It is difficult to ignore the accelerating growth of planetary urbanization, supported by profound changes in the world economics. The rapid development of urbanization places a huge strain on nowadays architects and urban planners to build not only comfortable and solid but also environment and human-friendly urban environments, able to respond to increasingly changing needs. This simple assumption makes the relevance for one privileged discourse around architecture irrelevant and unfruitful. By contrast, I believe one design’s role is to best challenge the transformations happening on our times, by questioning even the simplest matters around us and formulating consequently social and spatial answers with architectural means. To this end, I believe architecture must be conceived as both a research and design activity, a conviction that infuses my professional practice and my investigation into the complex connections between human agency and external driving forces in architectural and urban design.
I see my one role as helping students understanding this issue, training them with both conceptual tools and practical skills that can make their work as architects more informed, innovative and responsible. Despite the seemingly huge disparity in the types of learning that these aspects of architecture require, I believe that as a teacher I can help students see their mutual influence, and thus gain a fuller understanding than just knowing either aspect alone.

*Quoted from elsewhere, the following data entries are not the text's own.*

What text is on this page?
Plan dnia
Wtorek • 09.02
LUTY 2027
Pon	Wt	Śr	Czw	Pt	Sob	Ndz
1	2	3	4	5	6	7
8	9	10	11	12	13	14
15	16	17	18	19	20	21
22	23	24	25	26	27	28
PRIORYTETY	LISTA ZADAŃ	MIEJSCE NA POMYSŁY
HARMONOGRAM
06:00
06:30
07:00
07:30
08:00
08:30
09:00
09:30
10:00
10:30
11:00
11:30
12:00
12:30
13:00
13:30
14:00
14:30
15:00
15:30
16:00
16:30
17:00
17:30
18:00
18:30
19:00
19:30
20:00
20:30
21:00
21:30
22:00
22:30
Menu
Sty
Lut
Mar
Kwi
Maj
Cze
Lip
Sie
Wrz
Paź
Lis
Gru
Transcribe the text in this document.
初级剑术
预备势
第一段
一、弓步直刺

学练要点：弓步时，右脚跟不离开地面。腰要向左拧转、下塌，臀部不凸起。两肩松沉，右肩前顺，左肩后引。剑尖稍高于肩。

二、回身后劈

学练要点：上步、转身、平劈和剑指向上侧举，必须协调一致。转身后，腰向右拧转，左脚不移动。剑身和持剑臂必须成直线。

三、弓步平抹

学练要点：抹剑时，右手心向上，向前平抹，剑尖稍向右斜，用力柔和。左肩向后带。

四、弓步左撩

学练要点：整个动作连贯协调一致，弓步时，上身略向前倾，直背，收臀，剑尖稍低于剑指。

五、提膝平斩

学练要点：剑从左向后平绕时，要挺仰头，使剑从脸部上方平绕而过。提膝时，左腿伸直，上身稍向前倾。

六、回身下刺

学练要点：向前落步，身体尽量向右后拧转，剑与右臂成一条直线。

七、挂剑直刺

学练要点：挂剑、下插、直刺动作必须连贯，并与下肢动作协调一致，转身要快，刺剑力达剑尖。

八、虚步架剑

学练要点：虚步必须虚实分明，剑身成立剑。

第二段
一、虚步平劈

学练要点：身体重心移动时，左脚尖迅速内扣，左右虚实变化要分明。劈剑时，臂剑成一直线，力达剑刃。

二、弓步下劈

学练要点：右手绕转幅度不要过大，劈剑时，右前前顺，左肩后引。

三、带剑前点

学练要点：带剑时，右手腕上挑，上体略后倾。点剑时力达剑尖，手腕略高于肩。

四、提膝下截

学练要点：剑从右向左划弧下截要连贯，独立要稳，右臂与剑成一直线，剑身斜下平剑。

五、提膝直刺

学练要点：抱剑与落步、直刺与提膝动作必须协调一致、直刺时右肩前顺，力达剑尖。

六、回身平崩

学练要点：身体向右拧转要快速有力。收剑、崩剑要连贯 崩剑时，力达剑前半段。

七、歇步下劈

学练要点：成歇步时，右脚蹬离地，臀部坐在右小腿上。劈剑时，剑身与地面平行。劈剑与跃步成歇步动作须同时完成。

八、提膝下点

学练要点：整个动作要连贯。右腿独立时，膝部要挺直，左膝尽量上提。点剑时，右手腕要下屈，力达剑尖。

During my class time, I use my own research and practice to introduce students to diverse means by which the boundaries of architectural design can be actively challenged to lead toward innovative design response. Indeed, I do not see design as a merely problem-solving operation, which works within a given paradigm. My aim is to teach students on how to challenge conventional assumptions through a continuous research activity that investigating outside disciplinary boundaries leads to the discovery of opportunities that can be exploited and transformed into design innovation. Investigating changes and opportunities in particular and specific context is a research activity which, operating inductively from the ground up, allows to retrieve broader conclusions from specific and local data. It is part of my job as a teacher to make this process evident and to instill its value and utility. To this end, my teaching and practice tread the line between architecture and several other fields, including urban studies, urban design, geography, ecology, technology and sociology.
I was first able to test this approach to teaching at Polytechnic University of Turin, where together with other colleagues, I developed an international design studio which, starting from the investigation of several contexts of action, focuses on singularity, diversity and bottom-up assemblage instead of top-down, ready-made architectural and planning solutions. This approach seeks to reveal to students the complexity of the urban realm in a global context and let them explore ways of addressing broader socio-spatial restructurings by the mean of design activities.
My teaching activity in the classroom seeks to accomplish these goals through several learning methods: lectures, demonstrations/workshops, on field analysis and individual critiques. Being able to demonstrate how analytical techniques can be applied and how design process works is essential to helping students develop their own interest and knowledge in a productive way. While individual critiques and mid-terms review based on representational virtuosity and instilled competition have been one of the core teaching methods in studio-based courses, in my classes I seek to maintain a delicate balance of encouragement and constructive criticism that recognizes and responds to the strengths and weaknesses of each student. Working with international students with different cultural and social backgrounds, I encourage an approach to design development and evaluation that is more inclusive for those students with broader interests, as social agendas, research interests and cultural specificities.
Moreover, drawing on my research in architecture of emerging countries, before Asia and more recently Latin America, my pedagogical approach decenters privileged perspectives and offers students ways to think beyond their own social, economic and cultural norms. For instance, in my studios, I make an active effort to include design references and reading lists of architectural voices that are culturally distant and that are usually under- or mis-represented in the architecture discourse. I have also begun to integrate more explicitly components of ‘otherness’ into my recent courses at the University of Monterrey, in which I invite students to explicitly include in their design perspectives outside their owns, such as agents of different species, cultures and social areas.
Finally, I believe that design as a social practice can have a performative role in our society. Thus, after learning the basic skills needed to carry out their own work, I invite students to think broadly about the effects of their design choices in the real world. This enhances a full understanding of the responsibility architects have in terms of generating a more sustainable and inclusive society and how this can be achieved through the means of design.